A comparative analysis of collagen III, IV, laminin and fibronectin in Duchenne muscular dystrophy biopsies and cell cultures.

The role of collagen type III and IV (Coll III, IV) in Duchenne muscular dystrophy (DMD) was investigated by the indirect immunofluorescence technique (IIF) both in muscle biopsies and derived cell cultures. Ten dystrophic cases were studied and compared with twelve suitable control cases, extending the IIF analysis to two other representative non-collagenous proteins of the extracellular matrix (ECM), namely fibronectin (FN) and laminin (LM). DMD biopsies generally displayed a thickening of endomysial and/or perimysial connective, as compared to control specimens.
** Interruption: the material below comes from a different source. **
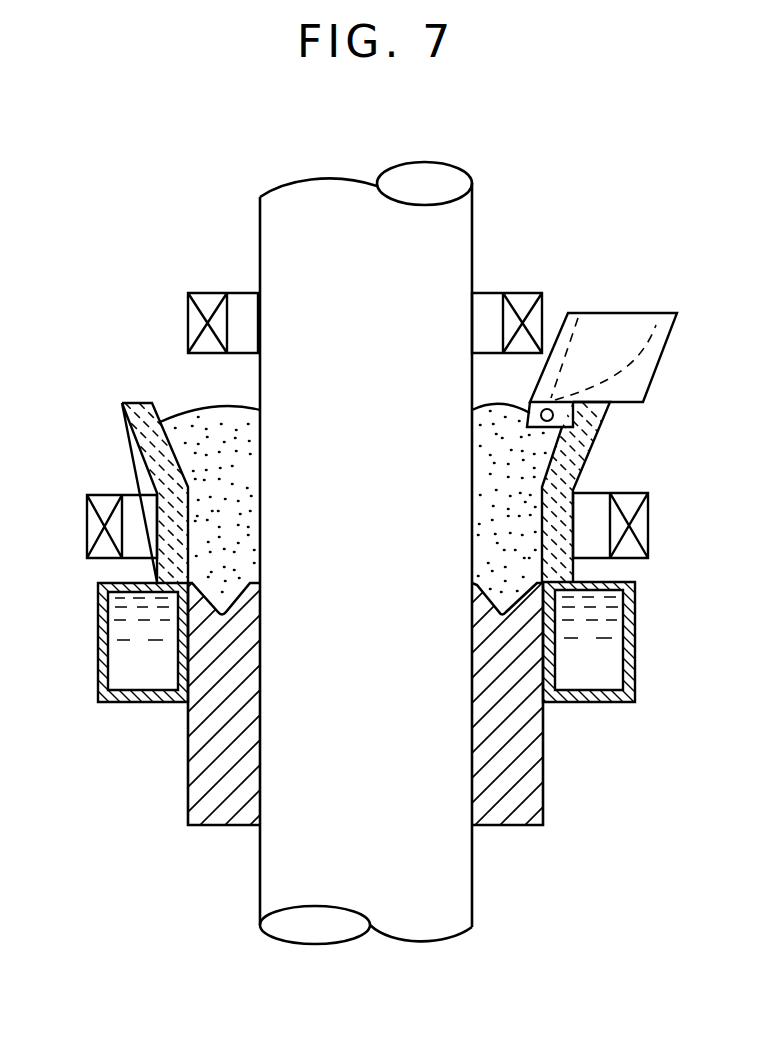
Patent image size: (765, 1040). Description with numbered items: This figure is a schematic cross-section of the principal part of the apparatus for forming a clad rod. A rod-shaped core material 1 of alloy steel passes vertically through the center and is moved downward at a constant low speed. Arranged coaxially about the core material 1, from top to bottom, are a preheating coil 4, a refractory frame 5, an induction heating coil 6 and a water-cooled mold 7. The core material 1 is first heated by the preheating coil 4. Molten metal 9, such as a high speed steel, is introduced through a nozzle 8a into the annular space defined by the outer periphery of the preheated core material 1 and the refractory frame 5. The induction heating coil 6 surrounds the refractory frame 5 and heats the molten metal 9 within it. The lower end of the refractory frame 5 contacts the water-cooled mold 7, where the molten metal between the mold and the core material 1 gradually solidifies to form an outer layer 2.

All the markers analyzed were found to contribute to this connective proliferation, although from a quantitative point of view the relative involvement decreases progressively from FN through Coll III and IV to LM. However, due to Coll IV selective endomysial localization, Coll IV alteration can be considered a specific indicator of a muscle cell defect. Results from DMD muscle cultures revealed no significant changes in comparison to control cultures, except for Coll IV. A well-organized, Coll IV-containing pericellular matrix was noted in a fraction of DMD cultures as a unique feature seen in no control culture. This alteration was again considered significant since Coll IV is the only marker clearly associated with the myotube component still expressed in vitro. The negative results obtained on the other marker proteins should not however be considered definitive, due to the lack in the simplified in vitro system used of humoral and/or neuronal factors which may be needed to express gene defect(s) in differentiated cells.